Bruce Schneier’s 15 June 08 Crypto-Gram notes the service youvebeenleftbehind.com, which promises to spam dozens of friends and loved ones “6 days after the ‘Rapture’ of the Church.” Early reports stressed the service’s claim that since “[t]here won’t be any bodies ... probate court will take 7 years to clear”—coincidentally(?) enough time for “the Government of the AntiChrist [to get] your stuff”—but this argument seem to have been scrubbed from the site. In his reply to Kevin Poulsen on WiReD‘s Threat Level, YBLB's maintainer said:

I think that most of the traffic is by angry non-Christians checking it out and venting on various blogs. I have read quite a few of these and politely answered some of them. I have taken some of their negative comments as constructive criticism and ordered a few changes on the site.

Schneier’s commentary is pedantic in that clear, dry, Shneierian sort of way. He mentions YBLB’s operational definition of the Rapture...

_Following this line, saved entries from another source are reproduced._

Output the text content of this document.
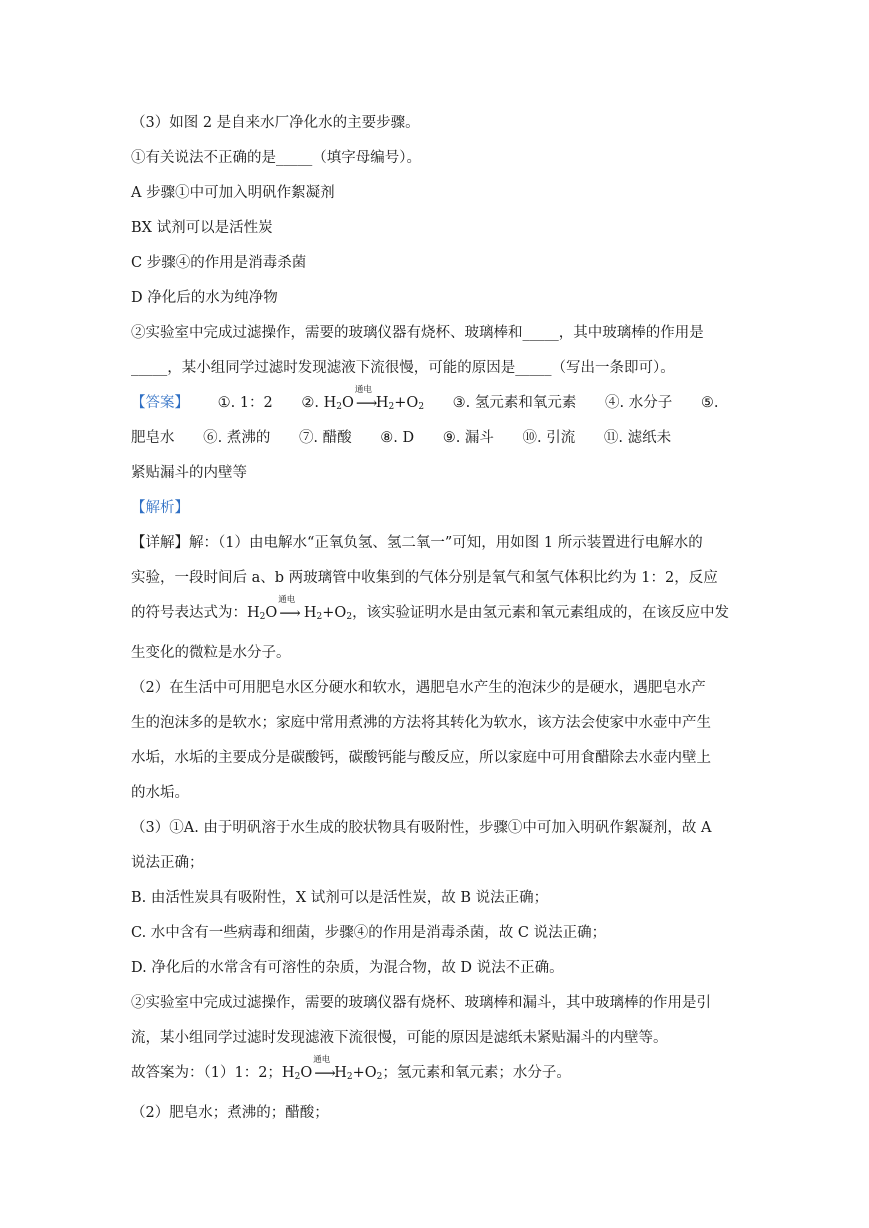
（3）如图 2 是自来水厂净化水的主要步骤。
①有关说法不正确的是_____（填字母编号）。
A 步骤①中可加入明矾作絮凝剂
BX 试剂可以是活性炭
C 步骤④的作用是消毒杀菌
D 净化后的水为纯净物
②实验室中完成过滤操作，需要的玻璃仪器有烧杯、玻璃棒和_____，其中玻璃棒的作用是
_____，某小组同学过滤时发现滤液下流很慢，可能的原因是_____（写出一条即可）。
【答案】 ①. 1：2 ②. $H_2O$
通电
⟶
$H_2+O_2$ ③. 氢元素和氧元素 ④. 水分子 ⑤.
肥皂水 ⑥. 煮沸的 ⑦. 醋酸 ⑧. D ⑨. 漏斗 ⑩. 引流 ⑪. 滤纸未
紧贴漏斗的内壁等
【解析】
【详解】解：（1）由电解水“正氧负氢、氢二氧一”可知，用如图 1 所示装置进行电解水的
实验，一段时间后 a、b 两玻璃管中收集到的气体分别是氧气和氢气体积比约为 1：2，反应
的符号表达式为：$H_2O$
通电
⟶ $H_2+O_2$，该实验证明水是由氢元素和氧元素组成的，在该反应中发
生变化的微粒是水分子。
（2）在生活中可用肥皂水区分硬水和软水，遇肥皂水产生的泡沫少的是硬水，遇肥皂水产
生的泡沫多的是软水；家庭中常用煮沸的方法将其转化为软水，该方法会使家中水壶中产生
水垢，水垢的主要成分是碳酸钙，碳酸钙能与酸反应，所以家庭中可用食醋除去水壶内壁上
的水垢。
（3）①A. 由于明矾溶于水生成的胶状物具有吸附性，步骤①中可加入明矾作絮凝剂，故 A
说法正确；
B. 由活性炭具有吸附性，X 试剂可以是活性炭，故 B 说法正确；
C. 水中含有一些病毒和细菌，步骤④的作用是消毒杀菌，故 C 说法正确；
D. 净化后的水常含有可溶性的杂质，为混合物，故 D 说法不正确。
②实验室中完成过滤操作，需要的玻璃仪器有烧杯、玻璃棒和漏斗，其中玻璃棒的作用是引
流，某小组同学过滤时发现滤液下流很慢，可能的原因是滤纸未紧贴漏斗的内壁等。
故答案为：（1）1：2；$H_2O$
通电
⟶
$H_2+O_2$；氢元素和氧元素；水分子。
（2）肥皂水；煮沸的；醋酸；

when 3 of our 5 team members scattered around the U.S [sic] fail to log in over a 3 day period [plus a]nother 3 days are given to fail safe any false triggering of the system

...but passes up the chance to play out various scenarios in which, this minimal threshold having been met for non-rapturous reasons, Christians prematurely see their wealth transferred—a venerable dynamic in apocalyptic movements. (How many times has Matthew 19:23–24—“it will be hard for a rich man to enter the kingdom of heaven. Again I tell you, it is easier for a camel to go through the eye of a needle than for a rich man to enter the kingdom of God” (RSV)—been cited by those who believe, or at least proclaim, that the end is near?)

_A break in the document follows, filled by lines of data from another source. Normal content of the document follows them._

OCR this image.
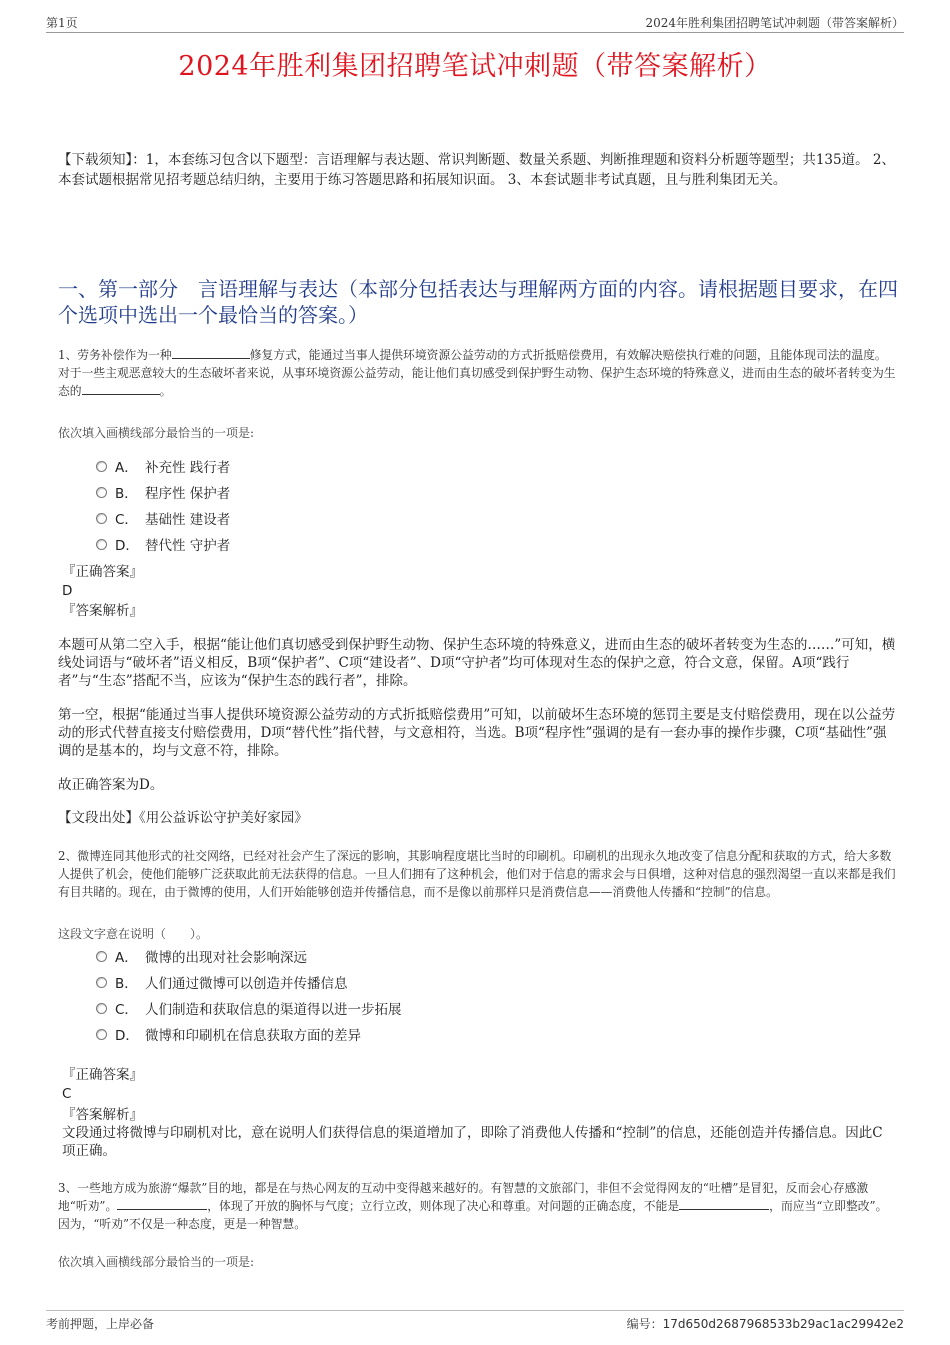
第1页	2024年胜利集团招聘笔试冲刺题（带答案解析）
2024年胜利集团招聘笔试冲刺题（带答案解析）
【下载须知】：1，本套练习包含以下题型：言语理解与表达题、常识判断题、数量关系题、判断推理题和资料分析题等题型；共135道。 2、本套试题根据常见招考题总结归纳，主要用于练习答题思路和拓展知识面。 3、本套试题非考试真题，且与胜利集团无关。
一、第一部分　言语理解与表达（本部分包括表达与理解两方面的内容。请根据题目要求，在四个选项中选出一个最恰当的答案。）
1、劳务补偿作为一种	修复方式，能通过当事人提供环境资源公益劳动的方式折抵赔偿费用，有效解决赔偿执行难的问题，且能体现司法的温度。对于一些主观恶意较大的生态破坏者来说，从事环境资源公益劳动，能让他们真切感受到保护野生动物、保护生态环境的特殊意义，进而由生态的破坏者转变为生态的	。
依次填入画横线部分最恰当的一项是:
A． 补充性 践行者
B． 程序性 保护者
C． 基础性 建设者
D． 替代性 守护者
『正确答案』
D
『答案解析』
本题可从第二空入手，根据“能让他们真切感受到保护野生动物、保护生态环境的特殊意义，进而由生态的破坏者转变为生态的……”可知，横线处词语与“破坏者”语义相反，B项“保护者”、C项“建设者”、D项“守护者”均可体现对生态的保护之意，符合文意，保留。A项“践行者”与“生态”搭配不当，应该为“保护生态的践行者”，排除。
第一空，根据“能通过当事人提供环境资源公益劳动的方式折抵赔偿费用”可知，以前破坏生态环境的惩罚主要是支付赔偿费用，现在以公益劳动的形式代替直接支付赔偿费用，D项“替代性”指代替，与文意相符，当选。B项“程序性”强调的是有一套办事的操作步骤，C项“基础性”强调的是基本的，均与文意不符，排除。
故正确答案为D。
【文段出处】《用公益诉讼守护美好家园》
2、微博连同其他形式的社交网络，已经对社会产生了深远的影响，其影响程度堪比当时的印刷机。印刷机的出现永久地改变了信息分配和获取的方式，给大多数人提供了机会，使他们能够广泛获取此前无法获得的信息。一旦人们拥有了这种机会，他们对于信息的需求会与日俱增，这种对信息的强烈渴望一直以来都是我们有目共睹的。现在，由于微博的使用，人们开始能够创造并传播信息，而不是像以前那样只是消费信息——消费他人传播和“控制”的信息。
这段文字意在说明（　　）。
A． 微博的出现对社会影响深远
B． 人们通过微博可以创造并传播信息
C． 人们制造和获取信息的渠道得以进一步拓展
D． 微博和印刷机在信息获取方面的差异
『正确答案』
C
『答案解析』
文段通过将微博与印刷机对比，意在说明人们获得信息的渠道增加了，即除了消费他人传播和“控制”的信息，还能创造并传播信息。因此C项正确。
3、一些地方成为旅游“爆款”目的地，都是在与热心网友的互动中变得越来越好的。有智慧的文旅部门，非但不会觉得网友的“吐槽”是冒犯，反而会心存感激地“听劝”。	，体现了开放的胸怀与气度；立行立改，则体现了决心和尊重。对问题的正确态度，不能是	，而应当“立即整改”。因为，“听劝”不仅是一种态度，更是一种智慧。
依次填入画横线部分最恰当的一项是:
考前押题，上岸必备	编号：17d650d2687968533b29ac1ac29942e2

Interactions between truculent secular thinking (which is invariably naive about its religious dimensions) and earnest religious thinking (which is invariably naive about its technical dimensions) are a lot more complicated than most people credit. Y2K, for example (see my essay “Le Bogue, petite peur de l’an 2000,“ in Le Monde diplomatique [August 1999]; English version here [pdf, 65k]). Or the widespread adoption of beepers during the early 1990s outbreak of messianism among the Lubavitcher Hasidim:

All day, the Hasidic Lubavitcher Jews in black hats and long coats come to the locked storefront on Kingston Avenue in Crown Heights, wait to be buzzed in, then pronounce the words in Yiddish that have become rote among this religious people. “Ich vil kayfun ah Moshiach beeper,” said Rabbi Joshua Pinson, pulling out his checkbook. Or: “I want to buy a Messiah beeper.”

They need the beepers so they will know immediately when the Messiah has arrived. “There’s an expectation that any moment there will be a revelation,” said Chaim Halberstam, the audio-visual expert who oversees Messiah beeper sales. “People are very tense waiting.”

When the cognitive dissonance clears up, the issues are more mundane—and more interesting.